To look at it another way, what kind of company makes a change at the highest level of corporate governance (and it doesn’t get any higher than CEO and Chairman) and takes over three years to actually appoint replacements? That would be such an astonishing lapse in good corporate governance practices that I’d almost rather believe Romney was just lying when he said he turned over control in 1999 (of course, since he certified that in separate filings, he’d be on the hook for a felony if that’s the case).

Seriously, this guy’s entire campaign is premised on the idea that he “knows how business works,” and his company doesn’t even bother replacing him as CEO and Chairman for three years after he effectively steps down? That sure isn’t how business is supposed to work. One of the main points of SEC filings is that you’re supposed to be able to glance at them and know who the hell is running the company. Who are its corporate officers? Who is on the board? Apparently, Mr.
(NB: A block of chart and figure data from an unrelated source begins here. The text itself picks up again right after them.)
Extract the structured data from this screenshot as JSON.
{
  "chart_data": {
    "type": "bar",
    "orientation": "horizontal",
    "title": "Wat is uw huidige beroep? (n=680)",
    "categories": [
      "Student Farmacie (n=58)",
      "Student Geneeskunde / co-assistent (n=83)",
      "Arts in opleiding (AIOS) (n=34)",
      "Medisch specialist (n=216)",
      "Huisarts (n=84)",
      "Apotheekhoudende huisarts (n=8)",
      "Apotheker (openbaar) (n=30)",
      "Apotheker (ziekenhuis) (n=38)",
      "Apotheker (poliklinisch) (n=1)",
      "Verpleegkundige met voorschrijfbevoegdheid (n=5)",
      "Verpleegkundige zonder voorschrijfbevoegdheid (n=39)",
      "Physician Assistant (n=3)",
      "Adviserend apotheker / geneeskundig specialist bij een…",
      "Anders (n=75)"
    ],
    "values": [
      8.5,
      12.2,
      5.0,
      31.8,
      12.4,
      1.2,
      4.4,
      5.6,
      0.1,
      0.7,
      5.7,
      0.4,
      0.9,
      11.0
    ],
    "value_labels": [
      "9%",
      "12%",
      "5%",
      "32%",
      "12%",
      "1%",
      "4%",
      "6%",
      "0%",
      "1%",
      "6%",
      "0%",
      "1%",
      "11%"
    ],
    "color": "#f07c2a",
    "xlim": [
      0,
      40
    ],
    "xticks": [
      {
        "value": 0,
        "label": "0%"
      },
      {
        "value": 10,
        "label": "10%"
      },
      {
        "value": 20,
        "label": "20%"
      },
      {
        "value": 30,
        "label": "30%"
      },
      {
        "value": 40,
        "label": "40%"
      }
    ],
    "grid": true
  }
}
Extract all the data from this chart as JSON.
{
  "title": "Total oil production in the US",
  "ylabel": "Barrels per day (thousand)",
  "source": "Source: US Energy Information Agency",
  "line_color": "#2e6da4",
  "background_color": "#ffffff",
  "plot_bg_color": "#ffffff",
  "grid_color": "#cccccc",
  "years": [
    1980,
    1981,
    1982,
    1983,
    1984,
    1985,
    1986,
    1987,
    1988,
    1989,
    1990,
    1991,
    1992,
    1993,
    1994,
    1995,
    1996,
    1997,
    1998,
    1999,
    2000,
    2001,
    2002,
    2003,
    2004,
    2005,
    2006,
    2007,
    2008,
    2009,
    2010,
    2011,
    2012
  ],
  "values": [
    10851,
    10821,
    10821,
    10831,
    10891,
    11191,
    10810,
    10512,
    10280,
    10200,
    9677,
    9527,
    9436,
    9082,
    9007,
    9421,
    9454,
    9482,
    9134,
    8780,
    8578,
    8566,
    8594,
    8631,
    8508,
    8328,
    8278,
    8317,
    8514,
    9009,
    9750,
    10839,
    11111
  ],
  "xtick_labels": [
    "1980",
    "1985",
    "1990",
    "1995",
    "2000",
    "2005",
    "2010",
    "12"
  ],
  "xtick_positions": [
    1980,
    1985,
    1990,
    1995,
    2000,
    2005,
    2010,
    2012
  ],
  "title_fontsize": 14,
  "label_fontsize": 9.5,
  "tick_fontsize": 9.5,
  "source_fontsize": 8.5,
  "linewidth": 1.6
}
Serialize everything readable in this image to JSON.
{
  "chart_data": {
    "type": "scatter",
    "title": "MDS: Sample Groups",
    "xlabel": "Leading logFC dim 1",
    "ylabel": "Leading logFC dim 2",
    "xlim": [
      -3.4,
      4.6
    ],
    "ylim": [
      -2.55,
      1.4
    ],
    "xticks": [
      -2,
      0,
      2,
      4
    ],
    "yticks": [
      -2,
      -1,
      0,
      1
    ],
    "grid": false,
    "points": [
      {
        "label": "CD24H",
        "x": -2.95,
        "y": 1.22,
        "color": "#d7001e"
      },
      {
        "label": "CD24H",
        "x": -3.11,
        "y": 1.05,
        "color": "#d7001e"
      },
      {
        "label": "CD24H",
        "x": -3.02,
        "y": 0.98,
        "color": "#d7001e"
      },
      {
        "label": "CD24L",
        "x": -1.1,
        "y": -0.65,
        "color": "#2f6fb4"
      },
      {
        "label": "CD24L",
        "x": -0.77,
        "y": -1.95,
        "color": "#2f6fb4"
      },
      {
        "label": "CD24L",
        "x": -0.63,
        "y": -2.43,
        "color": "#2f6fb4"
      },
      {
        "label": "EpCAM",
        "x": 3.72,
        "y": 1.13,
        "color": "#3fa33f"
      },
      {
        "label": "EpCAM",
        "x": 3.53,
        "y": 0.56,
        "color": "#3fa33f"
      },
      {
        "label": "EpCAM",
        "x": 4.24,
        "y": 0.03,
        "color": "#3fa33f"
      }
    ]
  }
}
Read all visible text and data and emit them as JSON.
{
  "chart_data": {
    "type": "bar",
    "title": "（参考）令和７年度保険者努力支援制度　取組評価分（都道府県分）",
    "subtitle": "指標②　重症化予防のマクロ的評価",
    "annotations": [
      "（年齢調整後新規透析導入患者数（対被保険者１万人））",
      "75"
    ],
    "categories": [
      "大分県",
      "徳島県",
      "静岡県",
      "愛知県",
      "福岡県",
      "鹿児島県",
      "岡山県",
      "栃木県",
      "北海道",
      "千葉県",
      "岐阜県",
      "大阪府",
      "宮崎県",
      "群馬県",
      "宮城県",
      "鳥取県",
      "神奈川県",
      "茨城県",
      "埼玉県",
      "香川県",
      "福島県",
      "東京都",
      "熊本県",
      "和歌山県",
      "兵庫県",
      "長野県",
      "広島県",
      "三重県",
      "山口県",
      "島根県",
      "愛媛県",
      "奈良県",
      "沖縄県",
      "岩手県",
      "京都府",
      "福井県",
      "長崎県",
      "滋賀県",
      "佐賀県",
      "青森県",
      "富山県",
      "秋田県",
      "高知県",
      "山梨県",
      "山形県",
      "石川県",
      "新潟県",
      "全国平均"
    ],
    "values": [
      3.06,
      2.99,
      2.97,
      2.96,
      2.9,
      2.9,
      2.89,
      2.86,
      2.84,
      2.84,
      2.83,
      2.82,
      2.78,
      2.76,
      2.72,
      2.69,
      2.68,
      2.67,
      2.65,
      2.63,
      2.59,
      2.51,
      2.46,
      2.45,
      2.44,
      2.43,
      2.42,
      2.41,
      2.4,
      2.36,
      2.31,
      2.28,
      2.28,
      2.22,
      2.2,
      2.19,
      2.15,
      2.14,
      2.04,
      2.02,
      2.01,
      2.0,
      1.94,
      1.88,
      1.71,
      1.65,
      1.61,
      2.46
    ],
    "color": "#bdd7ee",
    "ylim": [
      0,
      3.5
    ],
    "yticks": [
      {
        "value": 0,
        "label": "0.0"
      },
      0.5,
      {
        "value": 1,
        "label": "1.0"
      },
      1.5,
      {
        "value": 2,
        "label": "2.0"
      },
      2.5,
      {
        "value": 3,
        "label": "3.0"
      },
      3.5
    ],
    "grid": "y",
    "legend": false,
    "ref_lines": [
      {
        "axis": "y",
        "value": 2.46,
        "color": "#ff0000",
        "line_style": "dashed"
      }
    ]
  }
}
Romney would have us believe that if you were relying on Bain’s filings for 2000 through 2002, you wouldn’t have been able to glean that information, because he had passed his responsibilities on to “other partners.” (In case you’re wondering, yes, I actually am an attorney.)

For me, there are two questions: 1. Did Romney mislead the SEC in those documents or is he misleading us now? Either way, he is guilty of either a felony or a whopper. 2. What was he paid $100,000 a year for? So far, no answer to either of these simple questions from Boston. The lack of a salient, immediate response is what strikes me. Maybe it will come. But this is seriously bad news for the GOP.